第3章コロナで変わる美容室のあり方
「たとえるなら箱ティッシュ。
美容室は、準生活必需産業。」
先ほど飲食店から撤退されたお話がありましたが、美容室のお客さまの戻りは?
7月に入った現在は、100%お客さまが戻ってきています。美容室というのは基本的に一人で行くもの。飲食などと違って人を誘うものではないので、自分のペースで行けますよね。
「生活必需産業がどこか」って世間でも話題になりましたが、もし分類するのであれば「美容室は準生活必需産業」だと思ったんです。今って娯楽産業、いわゆる贅沢産業は、全部厳しい。「きれいにするって必需なの?」という議論もありました。
美容室は娯楽・贅沢にも入るかもしれないけれど、でもやっぱり「準生活必需」だなって。たとえるとしたらトイレットペーパーって、生活必需品だと思うんです。家でいきなり切れたらピンチですよね。じゃあ、「準生活必需って何だろう」と思ったときに、箱ティッシュかな?って。なくても何とかなるけれど、生活が平常に戻りつつあったら、箱ティッシュを買いたい。だから、美容室はそれくらいの位置付けかなと。
今後の美容室のあり方はどうなると思いますか?
コロナによって、今は人との接触を最低限におさえたほうがいいと考えると、日本が今まで大切にしてきた「おもてなし」の部分を削るという方向になるんだろうな、と。現在はドリンク、本、肩もみサービスなどのホスピタリティ系をなくしている傾向にあります。コロナ感染で一番気になるのは「飛沫」ですよね。お客さまの近くで会話ができなくなったとしたら・・・。同じ店内にいるのにタブレットとか使ってバックルームとセット面でお客さまと会話する日が来るかもしれない。カウンセリングは、事前にTV電話でやってからの来店、とかになるかもしれませんよね?

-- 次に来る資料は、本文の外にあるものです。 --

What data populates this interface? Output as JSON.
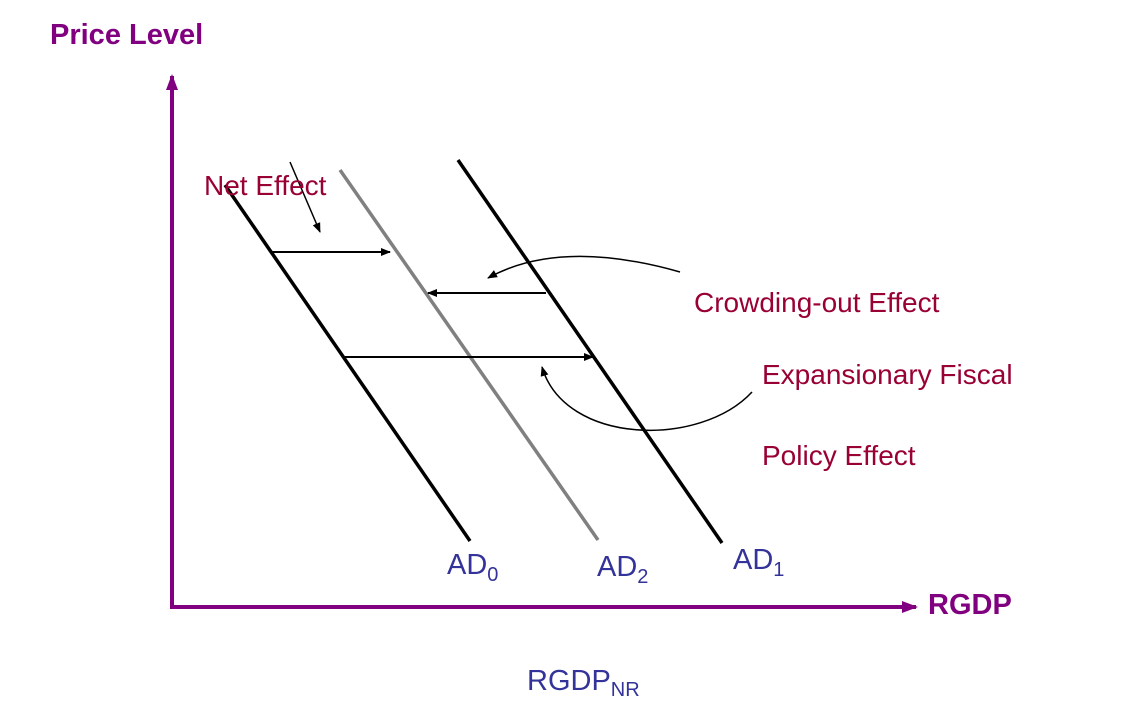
{
  "colors": {
    "axis": "#800080",
    "effect_text": "#990033",
    "curve_label": "#333399",
    "line": "#000000",
    "ad2_line": "#808080"
  },
  "axes": {
    "y_label": "Price Level",
    "x_label": "RGDP"
  },
  "curves": [
    {
      "id": "AD0",
      "base": "AD",
      "sub": "0"
    },
    {
      "id": "AD2",
      "base": "AD",
      "sub": "2"
    },
    {
      "id": "AD1",
      "base": "AD",
      "sub": "1"
    }
  ],
  "annotations": {
    "net_effect": "Net Effect",
    "crowding_out": "Crowding-out Effect",
    "fiscal_line1": "Expansionary Fiscal",
    "fiscal_line2": "Policy Effect"
  },
  "rgdp_nr": {
    "base": "RGDP",
    "sub": "NR"
  }
}
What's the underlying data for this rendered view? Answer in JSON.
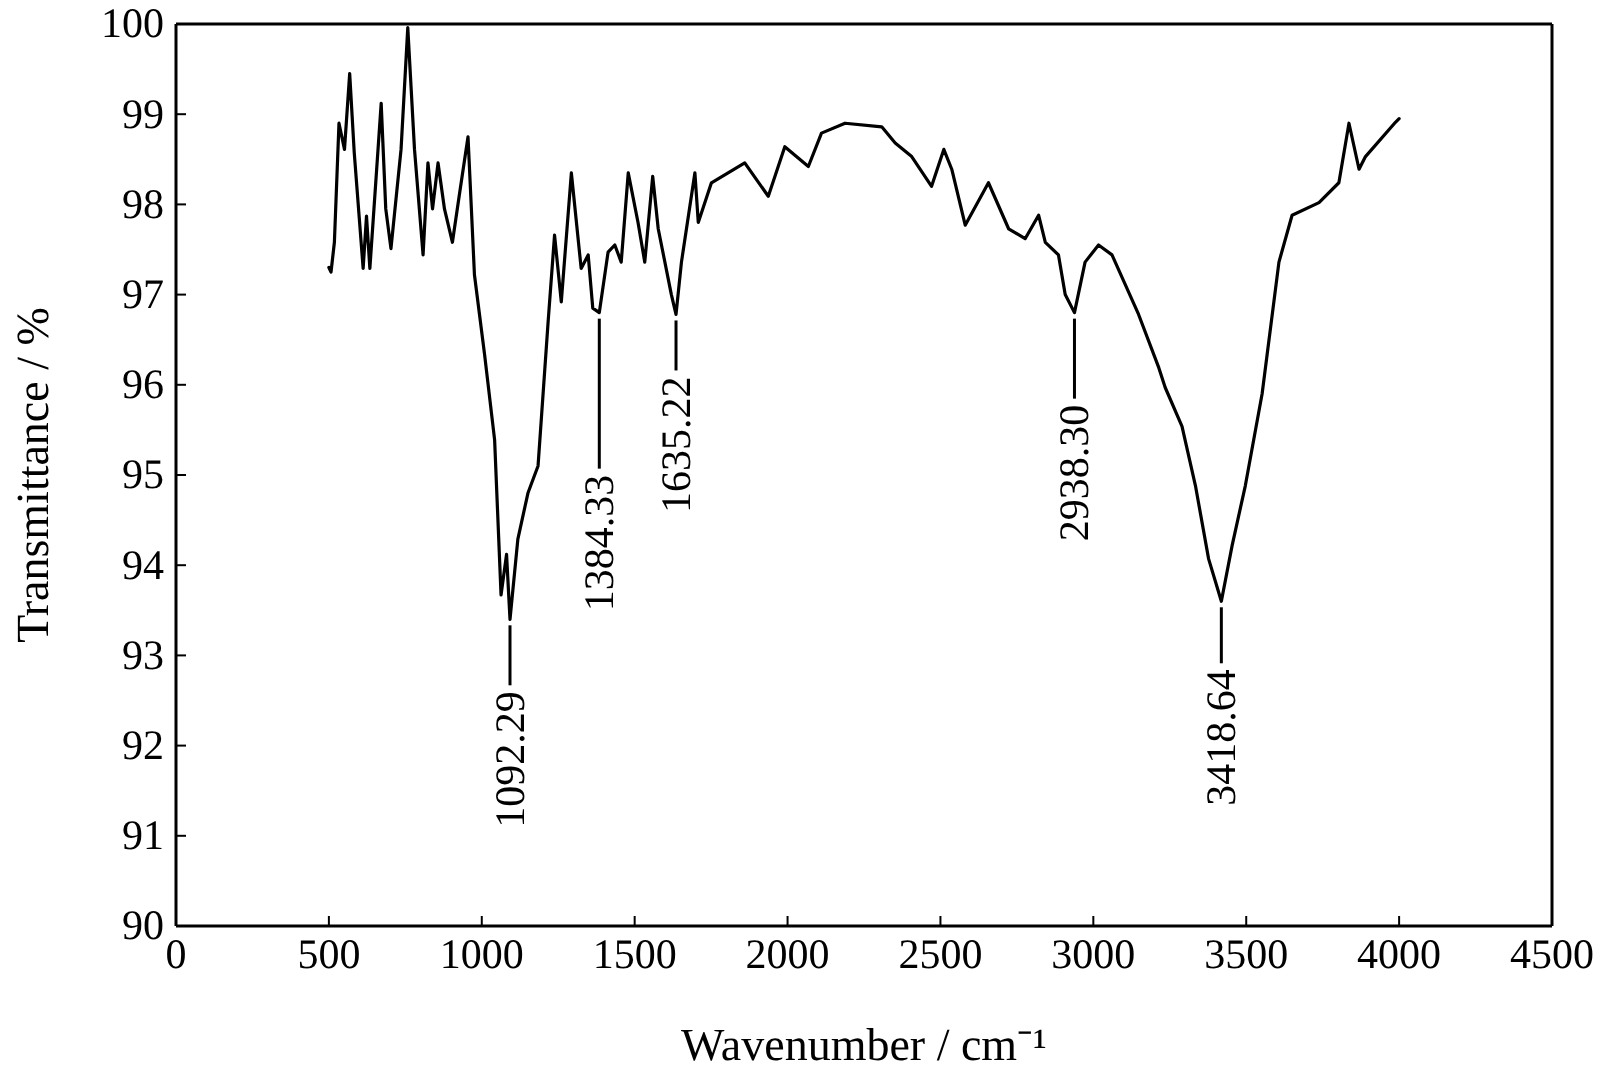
{
  "chart_data": {
    "type": "line",
    "xlabel": "Wavenumber / cm⁻¹",
    "ylabel": "Transmittance / %",
    "xlim": [
      0,
      4500
    ],
    "xticks": [
      0,
      500,
      1000,
      1500,
      2000,
      2500,
      3000,
      3500,
      4000,
      4500
    ],
    "ylim": [
      90,
      100
    ],
    "yticks": [
      90,
      91,
      92,
      93,
      94,
      95,
      96,
      97,
      98,
      99,
      100
    ],
    "marker": "none",
    "line_style": "solid",
    "series": [
      {
        "color": "#000000",
        "x": [
          500,
          507,
          518,
          533,
          551,
          568,
          583,
          612,
          623,
          634,
          671,
          686,
          703,
          736,
          758,
          780,
          808,
          824,
          839,
          857,
          878,
          904,
          926,
          955,
          976,
          1009,
          1042,
          1063,
          1081,
          1092.29,
          1118,
          1151,
          1184,
          1217,
          1238,
          1260,
          1293,
          1325,
          1348,
          1363,
          1384.33,
          1413,
          1435,
          1456,
          1479,
          1511,
          1533,
          1559,
          1577,
          1620,
          1635.22,
          1653,
          1697,
          1708,
          1751,
          1860,
          1937,
          1991,
          2068,
          2111,
          2188,
          2308,
          2352,
          2406,
          2471,
          2511,
          2537,
          2581,
          2657,
          2723,
          2777,
          2821,
          2843,
          2886,
          2908,
          2938.3,
          2973,
          3017,
          3061,
          3148,
          3214,
          3235,
          3290,
          3334,
          3377,
          3418.64,
          3454,
          3497,
          3552,
          3607,
          3650,
          3738,
          3803,
          3836,
          3869,
          3890,
          3988,
          4000
        ],
        "values": [
          97.3,
          97.25,
          97.58,
          98.9,
          98.61,
          99.45,
          98.57,
          97.29,
          97.87,
          97.29,
          99.12,
          97.95,
          97.51,
          98.61,
          99.96,
          98.61,
          97.44,
          98.46,
          97.95,
          98.46,
          97.95,
          97.58,
          98.09,
          98.75,
          97.22,
          96.34,
          95.39,
          93.67,
          94.12,
          93.4,
          94.29,
          94.8,
          95.1,
          96.7,
          97.66,
          96.92,
          98.35,
          97.29,
          97.44,
          96.85,
          96.8,
          97.47,
          97.55,
          97.36,
          98.35,
          97.8,
          97.36,
          98.31,
          97.73,
          97.0,
          96.78,
          97.36,
          98.35,
          97.8,
          98.24,
          98.46,
          98.09,
          98.64,
          98.42,
          98.79,
          98.9,
          98.86,
          98.68,
          98.53,
          98.2,
          98.61,
          98.39,
          97.77,
          98.24,
          97.73,
          97.62,
          97.88,
          97.58,
          97.44,
          97.0,
          96.8,
          97.36,
          97.55,
          97.44,
          96.78,
          96.19,
          95.97,
          95.54,
          94.88,
          94.07,
          93.6,
          94.22,
          94.88,
          95.9,
          97.36,
          97.88,
          98.02,
          98.24,
          98.9,
          98.39,
          98.53,
          98.91,
          98.95
        ]
      }
    ],
    "annotations": [
      {
        "text": "1092.29",
        "x": 1092.29,
        "y": 93.4
      },
      {
        "text": "1384.33",
        "x": 1384.33,
        "y": 96.8
      },
      {
        "text": "1635.22",
        "x": 1635.22,
        "y": 96.78
      },
      {
        "text": "2938.30",
        "x": 2938.3,
        "y": 96.8
      },
      {
        "text": "3418.64",
        "x": 3418.64,
        "y": 93.6
      }
    ]
  }
}
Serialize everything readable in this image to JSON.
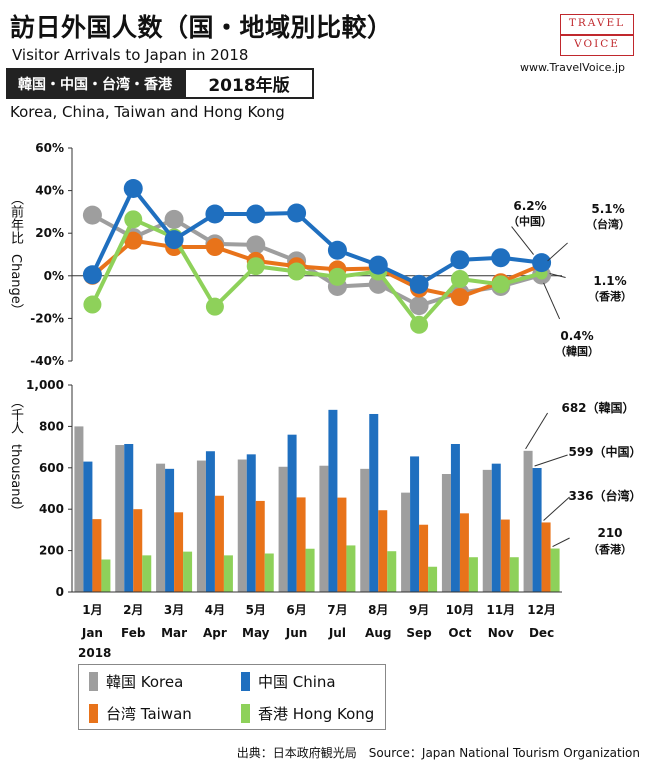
{
  "header": {
    "title_ja": "訪日外国人数（国・地域別比較）",
    "title_en": "Visitor Arrivals to Japan in 2018",
    "tag_regions": "韓国・中国・台湾・香港",
    "tag_year": "2018年版",
    "subtitle": "Korea, China, Taiwan and Hong Kong",
    "logo_line1": "TRAVEL",
    "logo_line2": "VOICE",
    "site": "www.TravelVoice.jp"
  },
  "axes": {
    "top_ylabel_ja": "（前年比",
    "top_ylabel_en": "Change）",
    "bottom_ylabel_ja": "（千人",
    "bottom_ylabel_en": "thousand）",
    "year_label": "2018"
  },
  "colors": {
    "Korea": "#9e9e9e",
    "China": "#1f6fbf",
    "Taiwan": "#e8731a",
    "HongKong": "#8ed15a"
  },
  "chart_data": [
    {
      "type": "line",
      "ylim": [
        -40,
        60
      ],
      "yticks": [
        -40,
        -20,
        0,
        20,
        40,
        60
      ],
      "ytick_labels": [
        "-40%",
        "-20%",
        "0%",
        "20%",
        "40%",
        "60%"
      ],
      "x": [
        "Jan",
        "Feb",
        "Mar",
        "Apr",
        "May",
        "Jun",
        "Jul",
        "Aug",
        "Sep",
        "Oct",
        "Nov",
        "Dec"
      ],
      "series": [
        {
          "key": "Korea",
          "name": "韓国 Korea",
          "values": [
            28.5,
            18,
            26.5,
            15,
            14.5,
            7,
            -5,
            -4,
            -14,
            -8,
            -5,
            0.4
          ]
        },
        {
          "key": "China",
          "name": "中国 China",
          "values": [
            0.5,
            41,
            17,
            29,
            29,
            29.5,
            12,
            5,
            -4,
            7.5,
            8.5,
            6.2
          ]
        },
        {
          "key": "Taiwan",
          "name": "台湾 Taiwan",
          "values": [
            0,
            16.5,
            13.5,
            13.5,
            7,
            4.5,
            3,
            3.5,
            -6,
            -10,
            -3,
            5.1
          ]
        },
        {
          "key": "HongKong",
          "name": "香港 Hong Kong",
          "values": [
            -13.5,
            26.5,
            18,
            -14.5,
            4.5,
            2,
            -0.5,
            2,
            -23,
            -1.5,
            -4,
            1.1
          ]
        }
      ],
      "annotations": [
        {
          "series": "China",
          "value": "6.2%",
          "label": "（中国）"
        },
        {
          "series": "Taiwan",
          "value": "5.1%",
          "label": "（台湾）"
        },
        {
          "series": "HongKong",
          "value": "1.1%",
          "label": "（香港）"
        },
        {
          "series": "Korea",
          "value": "0.4%",
          "label": "（韓国）"
        }
      ]
    },
    {
      "type": "bar",
      "ylim": [
        0,
        1000
      ],
      "yticks": [
        0,
        200,
        400,
        600,
        800,
        1000
      ],
      "ytick_labels": [
        "0",
        "200",
        "400",
        "600",
        "800",
        "1,000"
      ],
      "categories_ja": [
        "1月",
        "2月",
        "3月",
        "4月",
        "5月",
        "6月",
        "7月",
        "8月",
        "9月",
        "10月",
        "11月",
        "12月"
      ],
      "categories_en": [
        "Jan",
        "Feb",
        "Mar",
        "Apr",
        "May",
        "Jun",
        "Jul",
        "Aug",
        "Sep",
        "Oct",
        "Nov",
        "Dec"
      ],
      "series": [
        {
          "key": "Korea",
          "name": "韓国 Korea",
          "values": [
            800,
            710,
            620,
            635,
            640,
            605,
            610,
            595,
            480,
            570,
            590,
            682
          ]
        },
        {
          "key": "China",
          "name": "中国 China",
          "values": [
            630,
            715,
            595,
            680,
            665,
            760,
            880,
            860,
            655,
            715,
            620,
            599
          ]
        },
        {
          "key": "Taiwan",
          "name": "台湾 Taiwan",
          "values": [
            352,
            400,
            385,
            465,
            440,
            457,
            456,
            395,
            325,
            380,
            350,
            336
          ]
        },
        {
          "key": "HongKong",
          "name": "香港 Hong Kong",
          "values": [
            157,
            177,
            195,
            177,
            186,
            209,
            225,
            197,
            122,
            168,
            168,
            210
          ]
        }
      ],
      "annotations": [
        {
          "series": "Korea",
          "text": "682（韓国）"
        },
        {
          "series": "China",
          "text": "599（中国）"
        },
        {
          "series": "Taiwan",
          "text": "336（台湾）"
        },
        {
          "series": "HongKong",
          "text": "210\n（香港）"
        }
      ]
    }
  ],
  "source": "出典：日本政府観光局　Source：Japan  National Tourism  Organization"
}
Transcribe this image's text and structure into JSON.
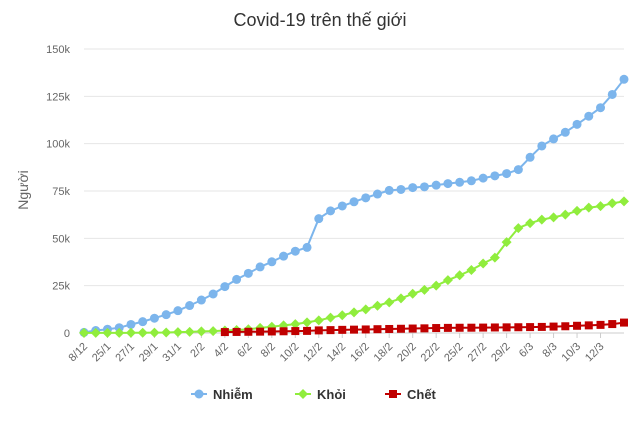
{
  "chart_data": {
    "type": "line",
    "title": "Covid-19 trên thế giới",
    "xlabel": "",
    "ylabel": "Người",
    "ylim": [
      0,
      150000
    ],
    "y_ticks": [
      {
        "value": 0,
        "label": "0"
      },
      {
        "value": 25000,
        "label": "25k"
      },
      {
        "value": 50000,
        "label": "50k"
      },
      {
        "value": 75000,
        "label": "75k"
      },
      {
        "value": 100000,
        "label": "100k"
      },
      {
        "value": 125000,
        "label": "125k"
      },
      {
        "value": 150000,
        "label": "150k"
      }
    ],
    "x_tick_labels": [
      {
        "index": 0,
        "label": "8/12"
      },
      {
        "index": 2,
        "label": "25/1"
      },
      {
        "index": 4,
        "label": "27/1"
      },
      {
        "index": 6,
        "label": "29/1"
      },
      {
        "index": 8,
        "label": "31/1"
      },
      {
        "index": 10,
        "label": "2/2"
      },
      {
        "index": 12,
        "label": "4/2"
      },
      {
        "index": 14,
        "label": "6/2"
      },
      {
        "index": 16,
        "label": "8/2"
      },
      {
        "index": 18,
        "label": "10/2"
      },
      {
        "index": 20,
        "label": "12/2"
      },
      {
        "index": 22,
        "label": "14/2"
      },
      {
        "index": 24,
        "label": "16/2"
      },
      {
        "index": 26,
        "label": "18/2"
      },
      {
        "index": 28,
        "label": "20/2"
      },
      {
        "index": 30,
        "label": "22/2"
      },
      {
        "index": 32,
        "label": "25/2"
      },
      {
        "index": 34,
        "label": "27/2"
      },
      {
        "index": 36,
        "label": "29/2"
      },
      {
        "index": 38,
        "label": "6/3"
      },
      {
        "index": 40,
        "label": "8/3"
      },
      {
        "index": 42,
        "label": "10/3"
      },
      {
        "index": 44,
        "label": "12/3"
      }
    ],
    "point_count": 46,
    "grid": "horizontal",
    "legend_position": "bottom-center",
    "series": [
      {
        "name": "Nhiễm",
        "color": "#7cb5ec",
        "marker": "circle",
        "values": [
          300,
          1300,
          2000,
          2800,
          4500,
          6000,
          7800,
          9700,
          11800,
          14500,
          17400,
          20600,
          24500,
          28300,
          31500,
          34900,
          37600,
          40600,
          43200,
          45200,
          60400,
          64500,
          67100,
          69300,
          71400,
          73400,
          75300,
          75800,
          76800,
          77200,
          78100,
          78900,
          79600,
          80400,
          81800,
          83000,
          84200,
          86300,
          92800,
          98800,
          102500,
          106000,
          110200,
          114500,
          119000,
          126000
        ]
      },
      {
        "name": "Khỏi",
        "color": "#90ed3d",
        "marker": "diamond",
        "values": [
          50,
          50,
          50,
          60,
          100,
          120,
          200,
          280,
          450,
          600,
          850,
          1000,
          1300,
          1600,
          2000,
          2700,
          3300,
          4000,
          4700,
          5600,
          6700,
          8100,
          9400,
          10900,
          12500,
          14400,
          16200,
          18300,
          20700,
          22800,
          25000,
          27900,
          30500,
          33300,
          36700,
          39800,
          48000,
          55400,
          58000,
          59900,
          61100,
          62500,
          64500,
          66200,
          67000,
          68500
        ]
      },
      {
        "name": "Chết",
        "color": "#c00000",
        "marker": "square",
        "values": [
          null,
          null,
          null,
          null,
          null,
          null,
          null,
          null,
          null,
          null,
          null,
          null,
          490,
          560,
          640,
          720,
          810,
          910,
          1020,
          1110,
          1370,
          1520,
          1660,
          1770,
          1870,
          2010,
          2120,
          2240,
          2360,
          2460,
          2620,
          2700,
          2770,
          2800,
          2860,
          2920,
          2980,
          3040,
          3120,
          3210,
          3390,
          3560,
          3810,
          4030,
          4290,
          4720
        ]
      }
    ],
    "extra_points": {
      "Nhiễm": [
        134000
      ],
      "Khỏi": [
        69500
      ],
      "Chết": [
        5500
      ]
    }
  }
}
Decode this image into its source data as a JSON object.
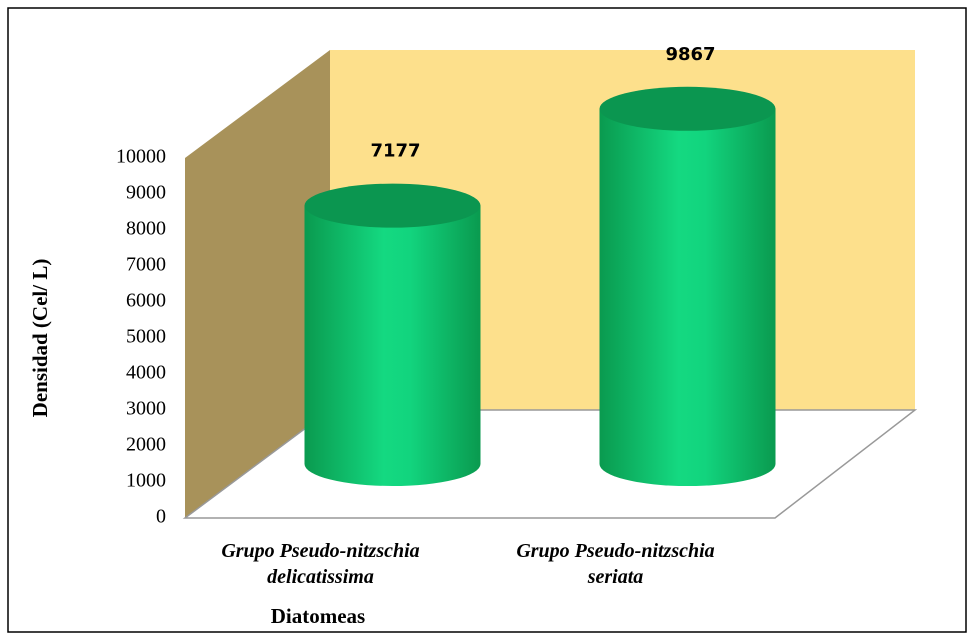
{
  "chart_data": {
    "type": "bar3d",
    "categories": [
      "Grupo Pseudo-nitzschia delicatissima",
      "Grupo Pseudo-nitzschia seriata"
    ],
    "values": [
      7177,
      9867
    ],
    "ylim": [
      0,
      10000
    ],
    "yticks": [
      0,
      1000,
      2000,
      3000,
      4000,
      5000,
      6000,
      7000,
      8000,
      9000,
      10000
    ],
    "ylabel": "Densidad (Cel/ L)",
    "xlabel": "Diatomeas",
    "color": "#12d47e",
    "grid": false
  }
}
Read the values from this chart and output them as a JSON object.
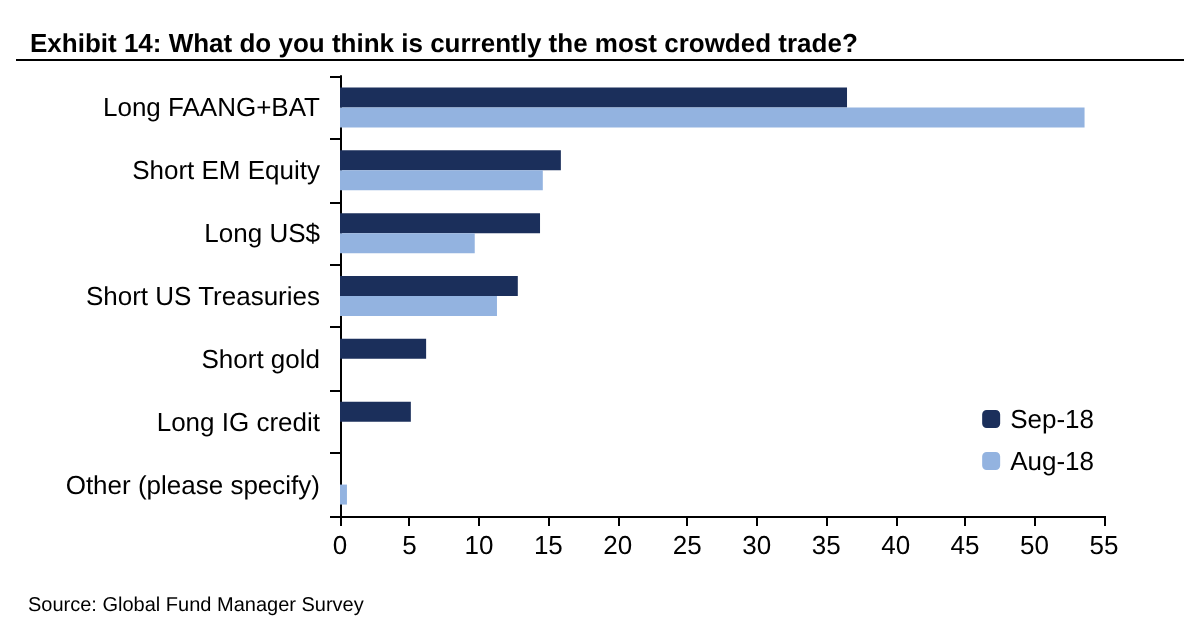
{
  "chart_data": {
    "type": "bar",
    "orientation": "horizontal",
    "title": "Exhibit 14: What do you think is currently the most crowded trade?",
    "categories": [
      "Long FAANG+BAT",
      "Short EM Equity",
      "Long US$",
      "Short US Treasuries",
      "Short gold",
      "Long IG credit",
      "Other (please specify)"
    ],
    "series": [
      {
        "name": "Sep-18",
        "color": "#1b2f5b",
        "values": [
          36.5,
          15.9,
          14.4,
          12.8,
          6.2,
          5.1,
          null
        ]
      },
      {
        "name": "Aug-18",
        "color": "#93b3e0",
        "values": [
          53.6,
          14.6,
          9.7,
          11.3,
          null,
          null,
          0.5
        ]
      }
    ],
    "xlim": [
      0,
      55
    ],
    "xticks": [
      0,
      5,
      10,
      15,
      20,
      25,
      30,
      35,
      40,
      45,
      50,
      55
    ],
    "grid": false,
    "legend": "bottom right",
    "annotations": [
      "Source: Global Fund Manager Survey"
    ]
  }
}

あと、美容室経営者が気になっているのは物販のECサイトだと思います。今までも注目されていたものの、なかなか発展はしなかった。それがコロナをきっかけに、急速に進化しそうですよね。
SNSなどでの発信内容をみても、大河内さんはコロナについてかなり勉強されていますよね?
財務を勉強したときもそうでしたが、今回のコロナもそうで、僕はオタクになって徹底的に調べます。ニュースや記事、コロナを解説しているYouTubeなど、少なく見積もっても毎日6時間くらいは目を通していたと思います。
そこまで調べたうえで「なぜ飲食店を閉めなくてはいけないと思うか」をスタッフに伝えました。そうしないと、スタッフは納得感をもって動けないと思うので。僕たち経営者は、仮説のうえで行動をとっていくしかない。でも、その「仮説」は調べ尽くさないとわからないんです。
大河内さんはいつも、ズバッと決断されるイメージがあります。
僕は、昔やっていたパチンコでは、いわゆる「損切り」がヘタでした。負け始めてるのに、ついつい後追いしちゃって大負けするタイプ。数年前の仮想通貨のときもそうですね。今回の飲食店撤退の判断は、そのときの経験が反面教師としていかされているかもしれません。もちろんパチンコとは違います、仮想通貨とも違います。
株式会社GULGULを背負って臨む大切な勝負なので、「絶対に負けられない」というのが、今回のコロナとの戦いで強く思っていることです。何が正解かもわからないけれど、正解だと判断したことを1%でも良くするために、経営者は勉強し続けなければならない。
いま、やれることは決まっています。「経費を削る」「お金を持つ」「売上を工夫して上げる」、この3つです。一方で、思考を止めることなく、ワクワクするような“攻めの事業計画”も考えていきたいと思っています。
「コロナが来なかったら、不景気にならなかったら、と考えても仕方ない。
コロナは来ちゃったわけだし、不景気にもなってしまったのです。」
折に触れ感じていた、メンタルが強い秘訣をたずねると・・・。
「ひとつだけ思うのは、人ってどうしようもないことに時間を使って、悩みません?ここで時間使ってもしょうがない、ってことに時間を使いすぎる。それは意識的にしていません。考えて、考えて、でもここで考えても来月になったらわからない、と思ったら考えるのをやめる。それだけで、“メンタル強くなった風”になれます(笑)。」という返答が。
インタビュー中、何度も出てきた言葉。「うーん、わからない!」
それは決して投げやりではなく、大河内さんがもつ“強さ”の表れです。